Your “slutty daddy.” There’s a delicious reversal of the power dynamic there.
In some ways, this cataloguing seems like an expansion of what is recognized as attractive for men, particularly hetero men. You could even argue that it represents a flight from toxic masculinity. And what to make of the fact that all of these terms started to break out post-MeToo and in the midst of Trump’s first presidency? Or the fact of this latest “unexpected hotness” discourse at the start of Trump’s second term, when traditional masculinity is looking uglier than ever?
At the same time, there are troubling undercurrents in some of these pronouncements. As Evelyn Frick pointed out last year, when “hot rodent” is directed at Jewish men it draws on a “deep-seated vitriolic antisemitic history.” These terms are also often directed at white men, which says plenty about the narrow scope of men who are teed up for celebrations of hotness outside certain Hollywood ideals; and many of these supposed exceptions are still pretty traditionally hot (see: Jeremy Allen White, sometimes said to be “dirtbag hot”).
I would fold “Big Dick Energy” into this taxonomy, too—and it’s often used for men who aren’t considered conventionally attractive but have the kind of swagger associated with “BDE.” Not exactly revolutionary stuff. There is much opportunity for simply re-entrenching toxic masculine metrics. A label like “short king” can flip so easily from a rejection of suffocating masculine norms into a backhanded compliment. Calling a man a babygirl could be a welcomed flirtation or experienced as an unwelcome policing of gender.

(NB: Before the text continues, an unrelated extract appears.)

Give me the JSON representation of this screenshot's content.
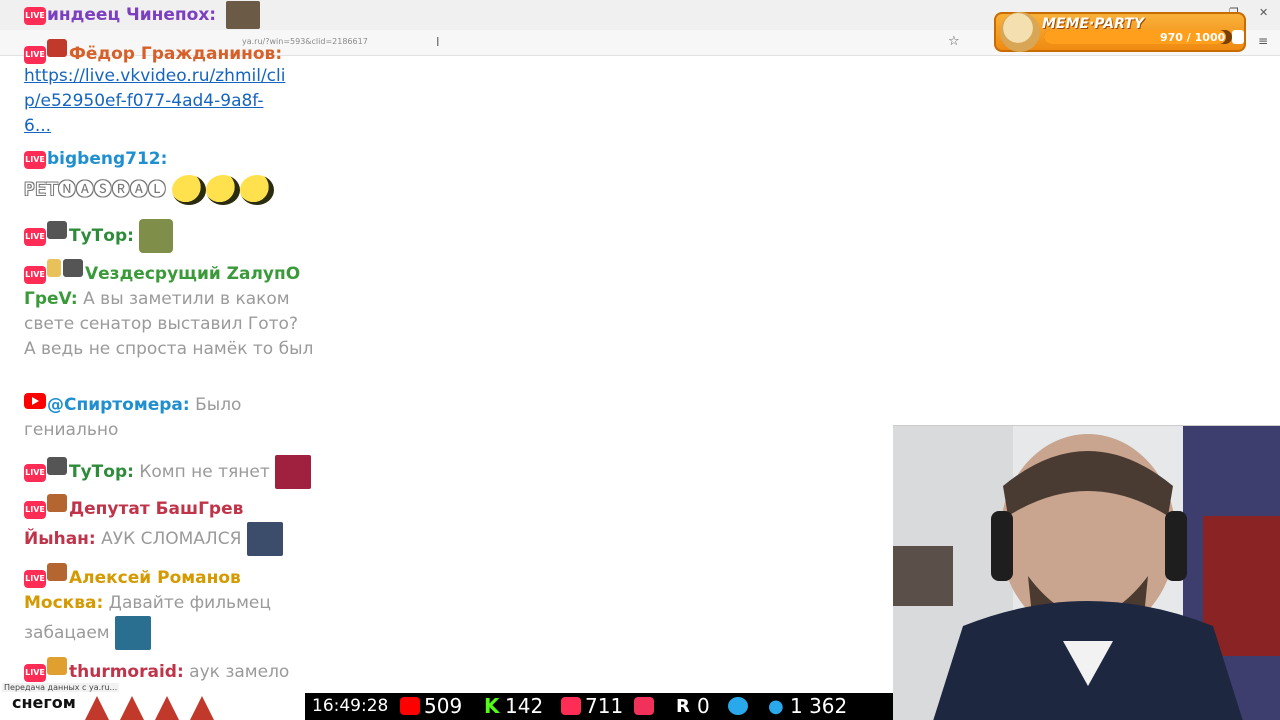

If the usual masculine ideals were broadly recognized as bullshit—a total falsity—then there would be little need to assert all these qualifying descriptors. They could just be… men… who are hot. Instead, this taxonomy seems to wrestle with uncertain and shifting terrain, and I’m not so sure about the result.
It is, as they say, complicated.
Baked into these terms is a sense of the way that attraction can catch you off guard. It’s not always or even often what we’re taught is attractive. You could say that these labels are mapping a world of surprised delight, which describes so much of the horniness on social media. On TikTok, women, especially, are going wild for vaguely “nerdy” guys spinning Rubik's cubes and doing elaborate yo-yo tricks. A sampling of comments on the latter video:
this guy fucks
Ngl this did something for me
He definitely knows where it is
I’m gunna need to [understand] the psychology behind why I am immediately attracted to this man
Even with more traditional masculine types—say, the wood-chopping guy on TikTok—the thirsty commentary often dramatizes the absurd intensity of desire itself (e.g. “Chop me into a million pieces”). As I wrote in 2023 of the evolution of the term “daddy”:
It often reflects playful and outrageous horniness; it’s all about the unrepentant giddiness of the person declaring someone’s daddyhood. It’s a humorous response to the spark of desire—or even just the weird flutter of feeling that can arise for, say, a monster with a mushroom for a head. [It’s] the spirit of teenage fandom directed with comedic, self-aware zeal toward a particular category of middle-aged men.
That years-ago Pascal media frenzy emerged from a trend of having men in Hollywood read “thirsty tweets” out loud. The joke of it was the over-the-top nature of these comments. It’s routine now for famous men to be confronted with evidence of fan horniness, only to express an aw-shucks befuddlement (see: Gavin Newsom and Christopher Meloni asking what “zaddy” means).
These interactions are often silly, light-hearted attempts at virality on the part of journalists, but they’re also revealing of the fraught gender politics of men—straight men, especially—being treated as objects of desire. Men act and women appear, right? “Men look at women,” as John Berger wrote. “Women watch themselves being looked at.” What happens when men are looked at by women?
It’s almost like we feel the need to invent a whole new language to talk about it.